How to pronounce Worcestershire sauce?

Hah! Whenever any of my friends mangle the pronunciation of that town, I ask them how they pronounce the sauce. Most everyone gets it right then.

But to pronounce the name of the sauce correctly, you have to know that shire = shur (or sheer, as I say it). If you’ve never seen the word before, you probably wouldn’t know.

So how do you say Gilbert?

That’s easy, it’s “jile-bahrrrrhhh”, and you have to breathe out at the end.

As a British person I have always said “wooster sauce”. Famously, the sauce was invented by a man called Ralph Cocking-Fetherstonhaugh from the town of Cholmondeley in Cheshire.

Really, there’s nothing tricky about English pronunciation.

Oddy, pronounced as “leeanperins.”:wink:

I say something like “woost-uh-sure.”

Whatsthishere sauce

Double-u sauce.

But this is rooster sauce…

The Belvoir Hunt’s always been able to raise a smirk in a certain type of Englishman.
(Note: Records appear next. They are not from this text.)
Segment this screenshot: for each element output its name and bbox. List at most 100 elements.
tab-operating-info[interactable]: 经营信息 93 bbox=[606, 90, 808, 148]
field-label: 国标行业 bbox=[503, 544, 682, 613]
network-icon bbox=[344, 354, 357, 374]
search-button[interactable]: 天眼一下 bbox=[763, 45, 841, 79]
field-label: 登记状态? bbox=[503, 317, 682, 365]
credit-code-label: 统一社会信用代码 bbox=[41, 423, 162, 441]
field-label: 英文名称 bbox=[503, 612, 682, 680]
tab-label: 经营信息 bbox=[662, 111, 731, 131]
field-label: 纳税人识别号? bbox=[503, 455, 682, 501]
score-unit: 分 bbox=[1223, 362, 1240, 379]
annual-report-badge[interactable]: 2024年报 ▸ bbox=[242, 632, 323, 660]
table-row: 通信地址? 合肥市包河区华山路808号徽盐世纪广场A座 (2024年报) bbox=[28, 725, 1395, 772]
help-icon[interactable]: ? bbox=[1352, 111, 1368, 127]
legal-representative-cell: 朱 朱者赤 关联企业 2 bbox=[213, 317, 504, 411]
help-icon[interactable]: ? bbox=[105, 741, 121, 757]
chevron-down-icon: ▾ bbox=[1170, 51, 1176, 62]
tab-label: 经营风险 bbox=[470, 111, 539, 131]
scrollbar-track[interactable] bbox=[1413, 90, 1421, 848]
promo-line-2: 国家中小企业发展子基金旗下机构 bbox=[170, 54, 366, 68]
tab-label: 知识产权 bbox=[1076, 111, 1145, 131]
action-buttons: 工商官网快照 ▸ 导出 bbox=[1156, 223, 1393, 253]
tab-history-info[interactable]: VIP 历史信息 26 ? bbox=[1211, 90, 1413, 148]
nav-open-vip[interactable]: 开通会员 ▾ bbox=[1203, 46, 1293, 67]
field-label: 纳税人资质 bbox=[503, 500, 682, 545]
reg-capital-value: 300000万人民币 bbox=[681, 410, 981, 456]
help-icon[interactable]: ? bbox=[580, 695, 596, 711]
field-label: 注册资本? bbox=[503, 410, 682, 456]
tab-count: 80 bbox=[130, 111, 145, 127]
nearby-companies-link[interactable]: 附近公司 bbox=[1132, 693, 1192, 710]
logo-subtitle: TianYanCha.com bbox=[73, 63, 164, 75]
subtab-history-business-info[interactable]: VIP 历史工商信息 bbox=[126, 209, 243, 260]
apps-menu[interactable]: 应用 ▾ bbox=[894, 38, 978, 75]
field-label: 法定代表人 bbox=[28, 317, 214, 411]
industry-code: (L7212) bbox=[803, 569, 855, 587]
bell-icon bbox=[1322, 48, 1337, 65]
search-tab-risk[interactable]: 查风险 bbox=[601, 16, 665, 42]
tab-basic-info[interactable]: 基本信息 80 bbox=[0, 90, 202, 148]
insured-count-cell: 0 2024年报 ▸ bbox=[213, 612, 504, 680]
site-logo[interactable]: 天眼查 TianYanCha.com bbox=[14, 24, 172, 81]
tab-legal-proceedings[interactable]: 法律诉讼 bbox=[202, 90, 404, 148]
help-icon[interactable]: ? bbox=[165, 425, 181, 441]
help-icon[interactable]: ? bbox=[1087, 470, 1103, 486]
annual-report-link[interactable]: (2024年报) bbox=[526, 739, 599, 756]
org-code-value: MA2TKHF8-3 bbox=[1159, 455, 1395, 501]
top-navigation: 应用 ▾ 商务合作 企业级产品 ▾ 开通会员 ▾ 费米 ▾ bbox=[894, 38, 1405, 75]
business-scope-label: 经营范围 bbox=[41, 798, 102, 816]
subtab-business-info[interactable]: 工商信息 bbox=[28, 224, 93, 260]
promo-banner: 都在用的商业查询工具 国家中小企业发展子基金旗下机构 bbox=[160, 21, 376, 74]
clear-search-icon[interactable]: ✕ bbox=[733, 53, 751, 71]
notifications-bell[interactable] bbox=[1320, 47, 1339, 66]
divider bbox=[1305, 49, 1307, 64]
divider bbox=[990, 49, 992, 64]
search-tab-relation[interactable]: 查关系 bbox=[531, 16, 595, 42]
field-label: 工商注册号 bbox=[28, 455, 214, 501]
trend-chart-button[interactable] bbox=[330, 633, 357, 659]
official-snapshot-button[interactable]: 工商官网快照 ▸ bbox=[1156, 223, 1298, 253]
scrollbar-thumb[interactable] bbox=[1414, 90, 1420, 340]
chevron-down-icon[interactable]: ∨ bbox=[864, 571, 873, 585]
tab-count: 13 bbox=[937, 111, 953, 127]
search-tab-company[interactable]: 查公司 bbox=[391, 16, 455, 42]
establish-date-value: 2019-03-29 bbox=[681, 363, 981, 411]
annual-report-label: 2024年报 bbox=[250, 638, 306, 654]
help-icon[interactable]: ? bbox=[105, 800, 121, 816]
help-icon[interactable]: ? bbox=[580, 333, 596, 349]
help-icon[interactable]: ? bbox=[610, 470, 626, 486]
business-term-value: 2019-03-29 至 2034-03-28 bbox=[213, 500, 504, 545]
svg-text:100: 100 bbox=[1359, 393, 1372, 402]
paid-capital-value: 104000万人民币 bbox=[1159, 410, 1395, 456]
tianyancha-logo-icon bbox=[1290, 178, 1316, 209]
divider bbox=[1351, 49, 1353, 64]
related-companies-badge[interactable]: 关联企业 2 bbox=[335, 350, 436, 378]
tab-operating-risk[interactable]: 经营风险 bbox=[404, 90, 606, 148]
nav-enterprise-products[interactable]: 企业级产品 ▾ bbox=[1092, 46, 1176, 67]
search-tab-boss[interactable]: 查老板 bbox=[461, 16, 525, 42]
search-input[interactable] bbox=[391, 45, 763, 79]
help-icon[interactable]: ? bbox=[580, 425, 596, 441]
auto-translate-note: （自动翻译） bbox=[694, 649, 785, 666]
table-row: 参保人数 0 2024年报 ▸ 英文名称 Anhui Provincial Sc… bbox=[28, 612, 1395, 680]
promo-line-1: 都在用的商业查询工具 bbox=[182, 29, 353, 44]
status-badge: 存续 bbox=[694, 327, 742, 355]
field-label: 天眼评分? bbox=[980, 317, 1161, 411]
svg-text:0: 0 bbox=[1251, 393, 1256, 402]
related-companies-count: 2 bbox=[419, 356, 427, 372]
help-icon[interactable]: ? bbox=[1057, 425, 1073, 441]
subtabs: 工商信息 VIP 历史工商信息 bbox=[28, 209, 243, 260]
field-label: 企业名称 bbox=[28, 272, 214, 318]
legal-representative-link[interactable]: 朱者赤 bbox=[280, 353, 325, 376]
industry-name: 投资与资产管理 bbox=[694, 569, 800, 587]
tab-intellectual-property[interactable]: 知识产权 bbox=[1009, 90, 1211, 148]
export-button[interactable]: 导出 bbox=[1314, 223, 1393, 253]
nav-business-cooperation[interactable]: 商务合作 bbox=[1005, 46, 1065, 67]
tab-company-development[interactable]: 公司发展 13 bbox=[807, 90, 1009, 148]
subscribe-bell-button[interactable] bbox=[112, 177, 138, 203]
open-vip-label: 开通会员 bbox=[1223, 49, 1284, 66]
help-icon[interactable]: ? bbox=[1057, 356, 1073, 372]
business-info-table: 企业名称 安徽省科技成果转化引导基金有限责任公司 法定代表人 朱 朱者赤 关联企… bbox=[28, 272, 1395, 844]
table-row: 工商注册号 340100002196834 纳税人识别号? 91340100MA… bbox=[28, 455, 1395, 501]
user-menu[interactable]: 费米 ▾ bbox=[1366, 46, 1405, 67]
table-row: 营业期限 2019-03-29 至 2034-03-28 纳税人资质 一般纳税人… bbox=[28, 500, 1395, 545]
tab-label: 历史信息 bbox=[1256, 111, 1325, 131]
The wiki seems to suggest both Wooster and Woostershuh are correct. I/every Brit I have ever heard refer to it call it Wooster sauce, or Woostershystershustershire sauce if we’re being facetious or mocking our colonial cousins abroad.

So I’m not the only one! Only I’m not mocking anyone when I do it.

Addg. to Bugs Bunny, it’s “WOOST-uh-shist-ush-shest-er-shire.” So that’s how I pronounce it.

In our house it is WOOST-er-she-er-shier-shoo-er shaush. Or the meatloaf sauce.

As do I.

“Fetherstonhaugh” which is of course pronounced “Fanshaw.” Which is just cheating at Scrabble.

Wooster rhymes with Rooster.

In my house we pronounce it:

Whur-shesh-tesh-tush-tesh-tish-tire-shire sauce.

But Worcester doesn’t. It’s pronounced wooster, where ‘oo’ is pronounced like ‘look’, not ‘loot’. That’s the Worcester around here. Don’t know how they pronounce it other places.

Woosta-shear.

You leave off the entire end of the word?

Perhaps if there were such a word as 'Wooster" it would, but not Worcester.